Il se dit que Renoir a eu du mal à s'inscrire dans l'industrie hollywoodienne, et que ce film en particulier aurait subi des coupes et un remontage. C'est tout à fait possible, car en effet, il y a un sentiment d'inachevé à la fin de ce visionnage très court.
L'histoire, elle est noire au possible, le tout renforcé par une sobriété de tous les instants. Dès lors on peut facilement imaginer qu'une telle fin n'était pas voulue par le réalisateur, ou du moins pas amenée aussi rapidement. Restent, quand même, une ambiance, un peu de brouillard et d'onirisme, et un face-à-face tendu entre deux hommes, et une femme (Joan Bennett) au milieu, bien sûr. On n'est pas devant un chef-d'œuvre, certes, et on comprend que ce film ait été boudé par les spectateurs américains de l'époque, habitués en ces années à un cinéma plus emphatique. Mais à une époque où le dépouillement est mieux accueilli, le film a plutôt bien vieilli, en fait. Reste que c'est sans doute l'ébauche d'un meilleur film, qui n'aura pas eu la chance de voir le jour.
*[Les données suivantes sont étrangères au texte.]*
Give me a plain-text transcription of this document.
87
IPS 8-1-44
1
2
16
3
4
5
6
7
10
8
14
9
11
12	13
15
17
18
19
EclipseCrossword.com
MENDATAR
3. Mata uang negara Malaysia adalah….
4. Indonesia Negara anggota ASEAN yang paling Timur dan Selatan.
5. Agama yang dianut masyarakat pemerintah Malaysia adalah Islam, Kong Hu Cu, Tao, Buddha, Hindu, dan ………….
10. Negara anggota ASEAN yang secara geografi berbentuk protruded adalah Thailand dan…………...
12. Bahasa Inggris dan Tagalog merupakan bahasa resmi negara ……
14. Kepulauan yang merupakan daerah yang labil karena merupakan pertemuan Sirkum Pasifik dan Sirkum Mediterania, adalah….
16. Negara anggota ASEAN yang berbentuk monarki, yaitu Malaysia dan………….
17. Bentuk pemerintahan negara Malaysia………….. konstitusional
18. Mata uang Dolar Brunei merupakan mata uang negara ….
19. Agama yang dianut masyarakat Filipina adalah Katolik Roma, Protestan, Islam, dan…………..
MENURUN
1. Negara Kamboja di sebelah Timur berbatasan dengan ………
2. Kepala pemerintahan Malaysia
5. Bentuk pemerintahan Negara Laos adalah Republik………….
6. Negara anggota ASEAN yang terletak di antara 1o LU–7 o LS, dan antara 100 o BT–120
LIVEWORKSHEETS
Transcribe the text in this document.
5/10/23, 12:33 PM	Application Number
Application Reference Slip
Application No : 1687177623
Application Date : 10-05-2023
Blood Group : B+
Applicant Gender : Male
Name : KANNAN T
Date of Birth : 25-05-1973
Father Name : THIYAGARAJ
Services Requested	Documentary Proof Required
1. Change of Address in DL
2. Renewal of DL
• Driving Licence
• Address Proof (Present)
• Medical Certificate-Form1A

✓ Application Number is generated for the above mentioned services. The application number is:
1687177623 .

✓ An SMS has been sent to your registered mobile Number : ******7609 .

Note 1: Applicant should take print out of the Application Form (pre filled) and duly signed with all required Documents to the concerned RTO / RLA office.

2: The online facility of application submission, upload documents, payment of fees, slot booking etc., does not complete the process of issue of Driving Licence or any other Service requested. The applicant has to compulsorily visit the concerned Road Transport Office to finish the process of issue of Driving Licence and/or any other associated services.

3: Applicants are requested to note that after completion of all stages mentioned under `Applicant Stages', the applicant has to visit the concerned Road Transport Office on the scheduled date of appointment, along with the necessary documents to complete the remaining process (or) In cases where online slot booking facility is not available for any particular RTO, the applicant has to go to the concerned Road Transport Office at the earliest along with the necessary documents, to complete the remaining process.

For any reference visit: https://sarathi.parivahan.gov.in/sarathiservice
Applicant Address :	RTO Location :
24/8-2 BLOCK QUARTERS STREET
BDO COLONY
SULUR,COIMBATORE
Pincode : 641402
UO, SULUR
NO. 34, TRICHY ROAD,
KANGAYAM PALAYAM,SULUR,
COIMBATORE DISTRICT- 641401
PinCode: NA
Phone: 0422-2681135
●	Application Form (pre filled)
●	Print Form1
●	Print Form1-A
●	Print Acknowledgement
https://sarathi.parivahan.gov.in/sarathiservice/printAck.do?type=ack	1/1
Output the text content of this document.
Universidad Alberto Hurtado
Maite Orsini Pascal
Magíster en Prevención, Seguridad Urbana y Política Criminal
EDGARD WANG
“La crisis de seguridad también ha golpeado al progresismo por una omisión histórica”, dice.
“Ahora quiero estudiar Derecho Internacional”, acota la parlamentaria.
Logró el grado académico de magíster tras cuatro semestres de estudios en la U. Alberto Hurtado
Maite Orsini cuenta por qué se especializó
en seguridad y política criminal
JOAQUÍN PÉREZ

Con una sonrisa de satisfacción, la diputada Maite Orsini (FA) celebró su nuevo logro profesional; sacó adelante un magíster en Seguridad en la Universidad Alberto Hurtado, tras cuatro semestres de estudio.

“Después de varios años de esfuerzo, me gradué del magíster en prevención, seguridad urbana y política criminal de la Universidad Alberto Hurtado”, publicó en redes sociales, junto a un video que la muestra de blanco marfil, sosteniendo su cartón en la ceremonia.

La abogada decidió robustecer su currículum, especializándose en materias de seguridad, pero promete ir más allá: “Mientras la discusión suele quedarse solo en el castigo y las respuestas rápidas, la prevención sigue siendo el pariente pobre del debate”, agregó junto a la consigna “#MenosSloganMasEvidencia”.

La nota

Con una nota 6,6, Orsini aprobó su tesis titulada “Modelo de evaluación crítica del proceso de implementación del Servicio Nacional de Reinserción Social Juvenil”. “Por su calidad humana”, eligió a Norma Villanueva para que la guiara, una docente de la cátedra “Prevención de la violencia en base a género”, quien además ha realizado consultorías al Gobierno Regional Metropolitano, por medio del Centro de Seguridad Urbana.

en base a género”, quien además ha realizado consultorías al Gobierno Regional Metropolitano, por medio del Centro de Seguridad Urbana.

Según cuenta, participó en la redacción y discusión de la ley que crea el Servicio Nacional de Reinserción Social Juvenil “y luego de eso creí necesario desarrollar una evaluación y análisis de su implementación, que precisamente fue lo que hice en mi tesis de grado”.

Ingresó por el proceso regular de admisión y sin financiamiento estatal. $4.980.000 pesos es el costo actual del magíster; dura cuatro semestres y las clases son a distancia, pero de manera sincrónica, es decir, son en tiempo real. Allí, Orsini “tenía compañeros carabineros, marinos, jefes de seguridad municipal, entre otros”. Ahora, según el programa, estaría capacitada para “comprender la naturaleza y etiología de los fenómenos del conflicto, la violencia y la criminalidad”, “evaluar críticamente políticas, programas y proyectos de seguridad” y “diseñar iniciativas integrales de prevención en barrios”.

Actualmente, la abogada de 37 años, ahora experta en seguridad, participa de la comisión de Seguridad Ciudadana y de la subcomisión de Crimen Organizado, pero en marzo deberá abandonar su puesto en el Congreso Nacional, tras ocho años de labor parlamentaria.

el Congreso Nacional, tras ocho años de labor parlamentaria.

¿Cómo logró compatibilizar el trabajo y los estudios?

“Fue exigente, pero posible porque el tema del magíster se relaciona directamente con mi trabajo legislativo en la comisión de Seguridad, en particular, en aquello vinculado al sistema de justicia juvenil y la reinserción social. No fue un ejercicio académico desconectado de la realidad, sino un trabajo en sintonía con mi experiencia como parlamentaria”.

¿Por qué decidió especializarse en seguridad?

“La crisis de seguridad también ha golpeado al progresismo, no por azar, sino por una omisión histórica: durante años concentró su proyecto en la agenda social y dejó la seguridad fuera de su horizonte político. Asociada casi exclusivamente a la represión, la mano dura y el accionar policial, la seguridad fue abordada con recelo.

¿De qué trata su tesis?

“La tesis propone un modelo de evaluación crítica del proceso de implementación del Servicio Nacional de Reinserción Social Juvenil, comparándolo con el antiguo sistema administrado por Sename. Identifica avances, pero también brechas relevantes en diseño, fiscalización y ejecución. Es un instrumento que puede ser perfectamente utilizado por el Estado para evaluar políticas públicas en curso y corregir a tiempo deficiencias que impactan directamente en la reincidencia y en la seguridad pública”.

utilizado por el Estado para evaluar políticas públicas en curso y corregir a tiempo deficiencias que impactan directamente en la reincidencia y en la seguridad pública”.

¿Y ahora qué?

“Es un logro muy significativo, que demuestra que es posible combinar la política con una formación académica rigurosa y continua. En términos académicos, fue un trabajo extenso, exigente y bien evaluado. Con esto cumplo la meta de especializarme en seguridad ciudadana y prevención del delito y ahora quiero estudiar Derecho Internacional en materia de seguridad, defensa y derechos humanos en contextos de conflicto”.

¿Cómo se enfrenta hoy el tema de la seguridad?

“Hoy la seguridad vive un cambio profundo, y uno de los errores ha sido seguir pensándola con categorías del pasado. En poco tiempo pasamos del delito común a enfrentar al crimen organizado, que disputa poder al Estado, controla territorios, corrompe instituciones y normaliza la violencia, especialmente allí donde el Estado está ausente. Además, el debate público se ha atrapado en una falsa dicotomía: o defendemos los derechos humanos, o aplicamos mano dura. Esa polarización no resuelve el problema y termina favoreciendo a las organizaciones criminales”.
Ce peintre aveugle, dont on est amené à se demander s'il l'est réellement, c'est un personnage quand même assez renoirien pour s'apercevoir qu'il y avait une volonté du réalisateur derrière cet essai, et que ce n'était pas "seulement" pour honorer son contrat.
Quoiqu'il en soit, l'expérience américaine de Renoir n'aura pas été heureuse.